By Scott Horton. Horton is an adjunct professor at Columbia Law School and a contributing editor at Harper's Magazine, where he writes the No Comment blog.
On Monday, Attorney General Eric Holder appointed John Durham, a career prosecutor from Connecticut, to undertake a preliminary examination of a group of cases in which CIA interrogators apparently exceeded even the scope of torture authorized by the now rescinded Justice Department memoranda to see if the circumstances warranted a more thorough criminal investigation. This decision constitutes an important, but very modest, step forward on the torture issue.
Holder's decision is amply justified by a report prepared by the CIA's Inspector General, substantial parts of which were released Monday. Indeed, reading it we are bound to ask whether Holder is doing enough-whether he has not in fact unreasonably limited the scope of Durham's investigation. Here are a few points to consider.
1. Torture was approved at the top and implemented with close supervision from senior administration actors. Policies of torture and official cruelty adopted by the administration incorporated new interrogation practices that were up to that point condemned by the United States as torture: this included waterboarding, hyperthermia and sleep deprivation, as now well documented. But the CIA report shows that experimentation was encouraged in a policy that a top officer, Cofer Black, described in congressional testimony with the words "take the gloves off," and CIA agents drew on a range of techniques that seem inspired not by legal guidance and prior practice, but by Hollywood and Fox television: a power drill was turned on, firearms brandished, mock executions staged, threats were made to kill, rape or abuse the children or parents of prisoners. In one case, an agent repeatedly applied pressure to the carotid artery, which feeds oxygenated blood to the brain, until a prisoner reached the point of collapse. In another, prisoners were "buttstroked" with a rifle, and given knee kicks (a procedure documented in the Oscar-winning film Taxi to the Dark Side, which resulted in death to an innocent young Afghan named Dilawar. Roughly half of the case study information remains blacked out, and context suggests that it contains incidents still more gruesome than those disclosed. The report shows CIA supervisors, lawyers and healthcare professionals (most likely psychologists) deeply involved in the process at almost every stage. The notion, therefore, that these were rogue agents off on a lark is absurd. Were the practices employed and documented by this report are practices the Bush White House wanted to see used? That's a pressing question that the CIA report raises without resolving.
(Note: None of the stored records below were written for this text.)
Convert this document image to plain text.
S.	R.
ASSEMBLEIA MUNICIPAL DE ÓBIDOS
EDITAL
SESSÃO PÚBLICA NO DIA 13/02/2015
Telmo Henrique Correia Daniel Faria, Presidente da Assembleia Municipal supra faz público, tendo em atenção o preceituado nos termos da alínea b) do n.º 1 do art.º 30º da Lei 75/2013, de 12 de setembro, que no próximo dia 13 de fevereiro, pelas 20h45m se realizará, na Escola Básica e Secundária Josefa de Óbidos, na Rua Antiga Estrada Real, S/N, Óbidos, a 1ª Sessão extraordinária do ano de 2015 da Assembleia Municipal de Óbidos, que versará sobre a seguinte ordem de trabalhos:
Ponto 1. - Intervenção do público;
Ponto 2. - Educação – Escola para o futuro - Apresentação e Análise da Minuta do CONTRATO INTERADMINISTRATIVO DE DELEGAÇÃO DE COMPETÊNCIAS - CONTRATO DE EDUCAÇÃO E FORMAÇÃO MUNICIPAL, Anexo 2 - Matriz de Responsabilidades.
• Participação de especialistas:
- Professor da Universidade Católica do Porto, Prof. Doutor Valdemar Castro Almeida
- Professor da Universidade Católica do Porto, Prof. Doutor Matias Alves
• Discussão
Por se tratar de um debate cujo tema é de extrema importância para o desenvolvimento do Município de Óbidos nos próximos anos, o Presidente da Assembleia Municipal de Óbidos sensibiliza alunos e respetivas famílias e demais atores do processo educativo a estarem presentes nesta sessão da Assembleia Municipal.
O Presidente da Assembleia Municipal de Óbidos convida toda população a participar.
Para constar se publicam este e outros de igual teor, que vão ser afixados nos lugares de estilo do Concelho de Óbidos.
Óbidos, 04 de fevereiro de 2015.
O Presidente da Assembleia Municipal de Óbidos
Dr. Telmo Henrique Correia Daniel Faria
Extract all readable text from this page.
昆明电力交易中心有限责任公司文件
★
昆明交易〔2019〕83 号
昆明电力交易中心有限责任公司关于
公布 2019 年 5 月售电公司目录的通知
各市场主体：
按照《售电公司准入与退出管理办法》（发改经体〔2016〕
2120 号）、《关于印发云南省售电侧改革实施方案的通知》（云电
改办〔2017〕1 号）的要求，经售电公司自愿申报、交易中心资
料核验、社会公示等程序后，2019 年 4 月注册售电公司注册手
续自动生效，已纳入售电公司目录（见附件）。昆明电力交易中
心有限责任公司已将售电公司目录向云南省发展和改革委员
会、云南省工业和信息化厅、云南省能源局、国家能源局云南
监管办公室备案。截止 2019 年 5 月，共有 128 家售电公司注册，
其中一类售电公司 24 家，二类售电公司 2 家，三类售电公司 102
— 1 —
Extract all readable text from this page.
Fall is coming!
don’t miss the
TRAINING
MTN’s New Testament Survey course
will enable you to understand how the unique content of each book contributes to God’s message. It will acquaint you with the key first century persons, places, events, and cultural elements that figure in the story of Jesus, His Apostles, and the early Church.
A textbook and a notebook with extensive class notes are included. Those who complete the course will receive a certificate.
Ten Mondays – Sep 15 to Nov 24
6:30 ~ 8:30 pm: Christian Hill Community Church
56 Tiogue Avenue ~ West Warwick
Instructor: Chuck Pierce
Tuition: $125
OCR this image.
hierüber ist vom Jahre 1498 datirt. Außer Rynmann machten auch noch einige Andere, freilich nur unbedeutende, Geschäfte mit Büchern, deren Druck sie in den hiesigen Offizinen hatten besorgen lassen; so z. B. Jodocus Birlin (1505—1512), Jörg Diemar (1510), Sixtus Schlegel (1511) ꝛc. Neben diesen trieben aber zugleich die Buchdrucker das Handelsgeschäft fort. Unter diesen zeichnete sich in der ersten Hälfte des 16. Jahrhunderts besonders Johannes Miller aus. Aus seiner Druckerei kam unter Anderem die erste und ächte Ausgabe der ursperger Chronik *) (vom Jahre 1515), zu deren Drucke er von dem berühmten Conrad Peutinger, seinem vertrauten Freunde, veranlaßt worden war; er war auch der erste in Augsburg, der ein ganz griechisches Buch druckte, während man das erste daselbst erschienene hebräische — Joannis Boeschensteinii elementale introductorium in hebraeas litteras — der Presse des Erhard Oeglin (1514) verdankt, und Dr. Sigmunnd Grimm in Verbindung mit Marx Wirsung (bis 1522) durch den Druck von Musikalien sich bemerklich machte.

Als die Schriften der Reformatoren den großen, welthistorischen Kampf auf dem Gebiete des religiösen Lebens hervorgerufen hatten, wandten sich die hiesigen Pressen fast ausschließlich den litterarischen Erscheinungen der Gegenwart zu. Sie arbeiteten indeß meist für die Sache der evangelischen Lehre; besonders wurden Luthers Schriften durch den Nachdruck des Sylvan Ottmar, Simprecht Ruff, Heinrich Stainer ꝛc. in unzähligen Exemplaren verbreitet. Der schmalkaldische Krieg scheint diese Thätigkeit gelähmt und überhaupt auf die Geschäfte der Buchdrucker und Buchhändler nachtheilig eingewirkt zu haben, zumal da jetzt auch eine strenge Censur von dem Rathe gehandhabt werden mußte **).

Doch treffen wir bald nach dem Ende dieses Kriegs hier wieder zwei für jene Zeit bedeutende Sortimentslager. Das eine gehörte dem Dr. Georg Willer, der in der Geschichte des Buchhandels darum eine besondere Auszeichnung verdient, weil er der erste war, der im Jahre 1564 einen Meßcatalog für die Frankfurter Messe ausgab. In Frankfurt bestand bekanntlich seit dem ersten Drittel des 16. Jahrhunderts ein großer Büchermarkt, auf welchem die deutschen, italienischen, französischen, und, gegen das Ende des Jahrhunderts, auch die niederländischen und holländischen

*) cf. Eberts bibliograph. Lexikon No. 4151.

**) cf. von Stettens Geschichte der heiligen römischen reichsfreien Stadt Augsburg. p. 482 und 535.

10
Attorney General Holder has drawn a fine distinction between what the OLC memos explicitly authorized and what was done in excess of the guidance given. It's not clear that this distinction is tenable. If Durham pursues any of these cases, he is almost certain to run into claims from those involved in the interrogation process that they did what they understood to have been authorized based on communications up the chain of command. They will say there was a perpetual green light. And the CIA report contains a great deal of support for this understanding. A good example comes in the practice of waterboarding. When the inspector general established that the limits imposed by the OLC memos had been exceeded, Attorney General John Ashcroft was consulted. According to the report, Ashcroft expressed the view that he was perfectly happy with whatever was done. That reaction is extremely telling about the attitude the Justice Department adopted towards the process, which appears more geared to facilitation than regulation. The record also supports the view that a large part of the communication between Bush officials and interrogators wasn't committed to writing, so it's a reasonable inference that the "edgier" approvals were conveyed orally.
2. The introduction of torture and cruelty as official practices damaged the morale and reputation of the CIA. The major argument raised repeatedly by Directors Tenet and Hayden against disclosure of the CIA report is that disclosure would damage the morale and reputation of the CIA. But the report squarely addresses that issue. It shows that the torture and abuse practices themselves severely damaged morale inside the agency. In fact, the report was launched as a result of numerous complaints recorded by valued career CIA officers who explicitly said they felt the practices were a violation of criminal law and would likely result in prosecutions of agency personnel. The report shows that the number of persons raising this objection is substantial. And this is supported by the stream of ex-CIA agents who appeared on television the day of the disclosures: Tyler Drumheller, Jack Rice, Bob Baer, James Bamford and a number of others, all welcoming the appointment of a prosecutor and saying that enforcement measures were welcome. By contrast the number of CIA officers involved in and supporting the torture program is extremely limited, likely not more than two dozen figures, led by three veterans who remain in place: John O. Brennan, Steven Kappes and Michael Sulick.